Human toll of incendiary weapons documented in new report

The report said the ongoing human suffering caused by incendiary weapons underscores the need for stronger international law.
Children play with a flaming lump, allegedly containing white phosphorus, on a street in the town of Beit Lahiya, in the northern Gaza strip. (File photo | AP)
Children play with a flaming lump, allegedly containing white phosphorus, on a street in the town of Beit Lahiya, in the northern Gaza strip. (File photo | AP)

KABUL: A new report released Monday documents the use of incendiary weapons and their horrific human cost on civilians over the past decade in conflict zones like Afghanistan, the Gaza Strip and Syria, with Human Rights Watch and Harvard’s human rights clinic calling on nations to close loopholes in international law and stigmatize their use.

The report says the weapons, which may include white phosphorus, inflict excruciating burns and can lead to infection, shock and organ failure. Often, medics also do not have adequate resources in war zones to assist victims with serious burns.

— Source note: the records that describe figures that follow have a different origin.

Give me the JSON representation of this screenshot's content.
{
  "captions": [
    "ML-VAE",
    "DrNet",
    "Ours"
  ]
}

White phosphorus burns until it’s gone. It can burn right down to the bone, leaving victims in chronic pain and with permanent disabilities and scarring.

The report by Human Rights Watch and Harvard Law School’s International Human Rights Clinic notes that burn victims sometimes need to be intubated in order for intensive wounds to be treated and dead skin scraped away. They may also require multiple surgeries and intense physical therapy to regain mobility.

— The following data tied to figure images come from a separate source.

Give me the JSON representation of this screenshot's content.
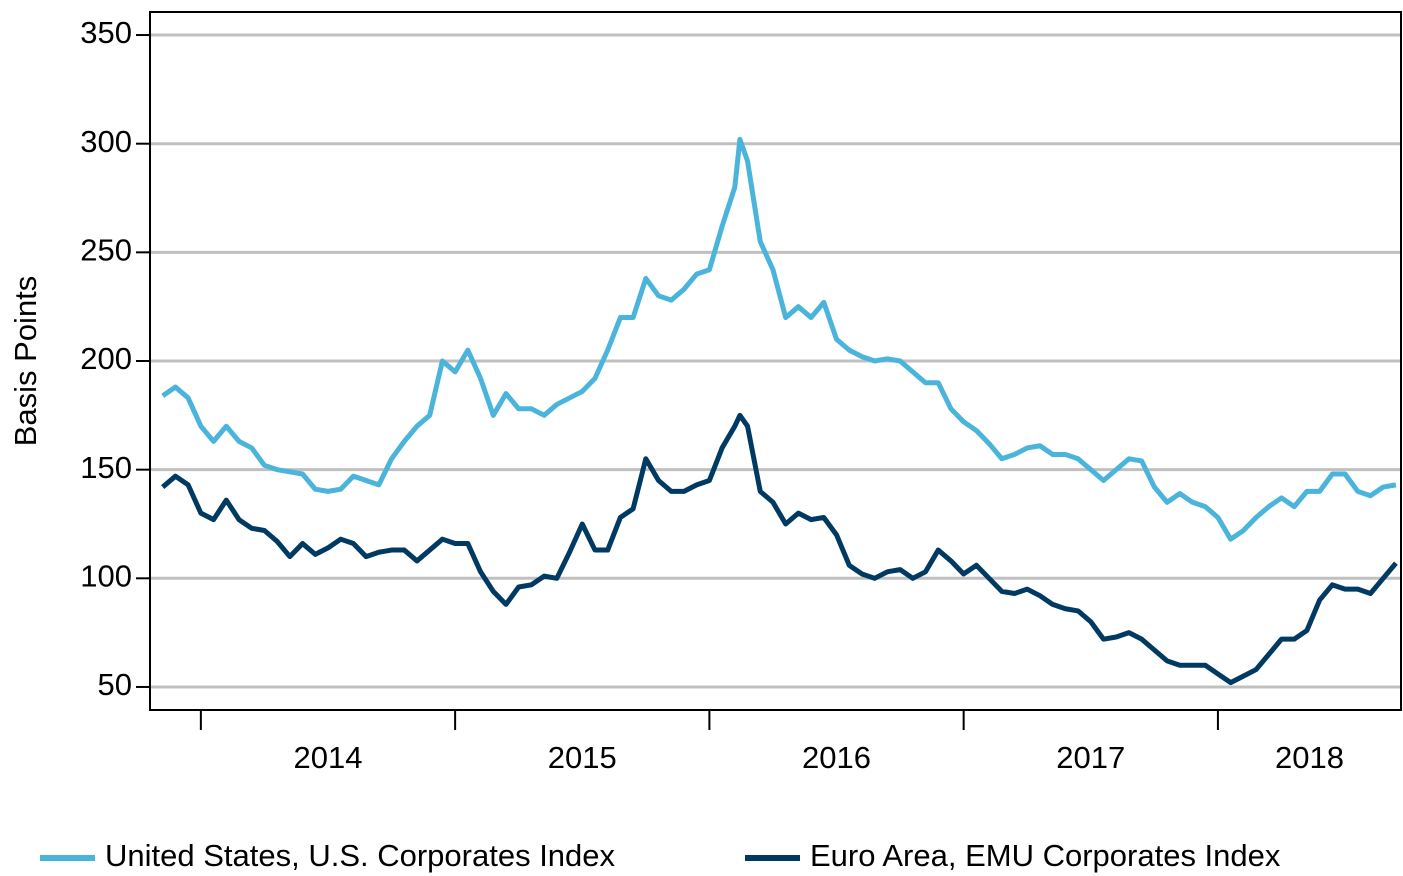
{
  "chart_data": {
    "type": "line",
    "y_label": "Basis Points",
    "x": [
      2013.85,
      2013.9,
      2013.95,
      2014.0,
      2014.05,
      2014.1,
      2014.15,
      2014.2,
      2014.25,
      2014.3,
      2014.35,
      2014.4,
      2014.45,
      2014.5,
      2014.55,
      2014.6,
      2014.65,
      2014.7,
      2014.75,
      2014.8,
      2014.85,
      2014.9,
      2014.95,
      2015.0,
      2015.05,
      2015.1,
      2015.15,
      2015.2,
      2015.25,
      2015.3,
      2015.35,
      2015.4,
      2015.45,
      2015.5,
      2015.55,
      2015.6,
      2015.65,
      2015.7,
      2015.75,
      2015.8,
      2015.85,
      2015.9,
      2015.95,
      2016.0,
      2016.05,
      2016.1,
      2016.12,
      2016.15,
      2016.2,
      2016.25,
      2016.3,
      2016.35,
      2016.4,
      2016.45,
      2016.5,
      2016.55,
      2016.6,
      2016.65,
      2016.7,
      2016.75,
      2016.8,
      2016.85,
      2016.9,
      2016.95,
      2017.0,
      2017.05,
      2017.1,
      2017.15,
      2017.2,
      2017.25,
      2017.3,
      2017.35,
      2017.4,
      2017.45,
      2017.5,
      2017.55,
      2017.6,
      2017.65,
      2017.7,
      2017.75,
      2017.8,
      2017.85,
      2017.9,
      2017.95,
      2018.0,
      2018.05,
      2018.1,
      2018.15,
      2018.2,
      2018.25,
      2018.3,
      2018.35,
      2018.4,
      2018.45,
      2018.5,
      2018.55,
      2018.6,
      2018.65,
      2018.7
    ],
    "series": [
      {
        "name": "United States, U.S. Corporates Index",
        "color": "#4bb4da",
        "values": [
          184,
          188,
          183,
          170,
          163,
          170,
          163,
          160,
          152,
          150,
          149,
          148,
          141,
          140,
          141,
          147,
          145,
          143,
          155,
          163,
          170,
          175,
          200,
          195,
          205,
          192,
          175,
          185,
          178,
          178,
          175,
          180,
          183,
          186,
          192,
          205,
          220,
          220,
          238,
          230,
          228,
          233,
          240,
          242,
          262,
          280,
          302,
          292,
          255,
          242,
          220,
          225,
          220,
          227,
          210,
          205,
          202,
          200,
          201,
          200,
          195,
          190,
          190,
          178,
          172,
          168,
          162,
          155,
          157,
          160,
          161,
          157,
          157,
          155,
          150,
          145,
          150,
          155,
          154,
          142,
          135,
          139,
          135,
          133,
          128,
          118,
          122,
          128,
          133,
          137,
          133,
          140,
          140,
          148,
          148,
          140,
          138,
          142,
          143
        ]
      },
      {
        "name": "Euro Area, EMU Corporates Index",
        "color": "#003a63",
        "values": [
          142,
          147,
          143,
          130,
          127,
          136,
          127,
          123,
          122,
          117,
          110,
          116,
          111,
          114,
          118,
          116,
          110,
          112,
          113,
          113,
          108,
          113,
          118,
          116,
          116,
          103,
          94,
          88,
          96,
          97,
          101,
          100,
          112,
          125,
          113,
          113,
          128,
          132,
          155,
          145,
          140,
          140,
          143,
          145,
          160,
          170,
          175,
          170,
          140,
          135,
          125,
          130,
          127,
          128,
          120,
          106,
          102,
          100,
          103,
          104,
          100,
          103,
          113,
          108,
          102,
          106,
          100,
          94,
          93,
          95,
          92,
          88,
          86,
          85,
          80,
          72,
          73,
          75,
          72,
          67,
          62,
          60,
          60,
          60,
          56,
          52,
          55,
          58,
          65,
          72,
          72,
          76,
          90,
          97,
          95,
          95,
          93,
          100,
          107
        ]
      }
    ],
    "xlim": [
      2013.8,
      2018.72
    ],
    "xticks": [
      {
        "value": 2014.5,
        "label": "2014"
      },
      {
        "value": 2015.5,
        "label": "2015"
      },
      {
        "value": 2016.5,
        "label": "2016"
      },
      {
        "value": 2017.5,
        "label": "2017"
      },
      {
        "value": 2018.36,
        "label": "2018"
      }
    ],
    "x_boundary_ticks": [
      2014,
      2015,
      2016,
      2017,
      2018
    ],
    "ylim": [
      39.4,
      360.6
    ],
    "yticks": [
      50,
      100,
      150,
      200,
      250,
      300,
      350
    ],
    "grid": true,
    "legend": "bottom"
  }
}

In one incident detailed in the report, an 8-year-old Afghan girl named Razia sustained burns on up to 45% of her body from a white phosphorus attack outside of Kabul in 2009. Razia's family had just finished breakfast when two white phosphorus shells crashed into their mud-brick home in Afghanistan’s northeastern Kapisa province. Fire and smoke consumed the house, immediately killing two of Razia’s sisters as they slept side by side.

Razia was rushed to a local Afghan army base, which could do little to help. A car drove the family to a nearby French base, which also was unable to provide the needed medical assistance. A medivac helicopter eventually transported the young girl to a U.S.-run hospital at Bagram Air Base.

She ultimately survived with the help of extensive and painstaking medical care, but the report notes she lives with the emotional scar of losing two of her sisters and with the physical pain of excruciating burns over almost half her body. Although it's been 11 years since the attack, her father says she is embarrassed to be seen in public and is reluctant to leave the house.

U.S. and NATO troops used white phosphorus to illuminate targets in Afghanistan, but military officials said at the time they could not be certain whether it was their own round behind that attack.

That same year, Israeli forces launched artillery shells containing white phosphorus in the northern part of the besieged Gaza Strip during the 2009 war with Hamas. The Israeli shells smashed through the roof of the Abu Halima family home, where 14 members of the family, ranging in age from six months to 45 years old, were seeking refuge from the fighting.

Five died in the attack, burned alive in the fire caused by white phosphorus. Among those killed were three brothers, ages 14, 11 and 10. Other family members were seriously wounded.

As recently as 2013, Syrian government forces attacked a building near a school in northern Aleppo province. When students in Urum al-Kubra hurried outside to see what had happened, an incendiary bomb landed among a group of them, immediately killing five, with more dying later from their injuries.

The report said the ongoing human suffering caused by incendiary weapons underscores the need for stronger international law. It urged countries to take concrete action at next year’s conference on the Convention on Conventional Weapons to condemn and continue to raise awareness about the use and harm of such weapons, as well as to block loopholes in existing protocols.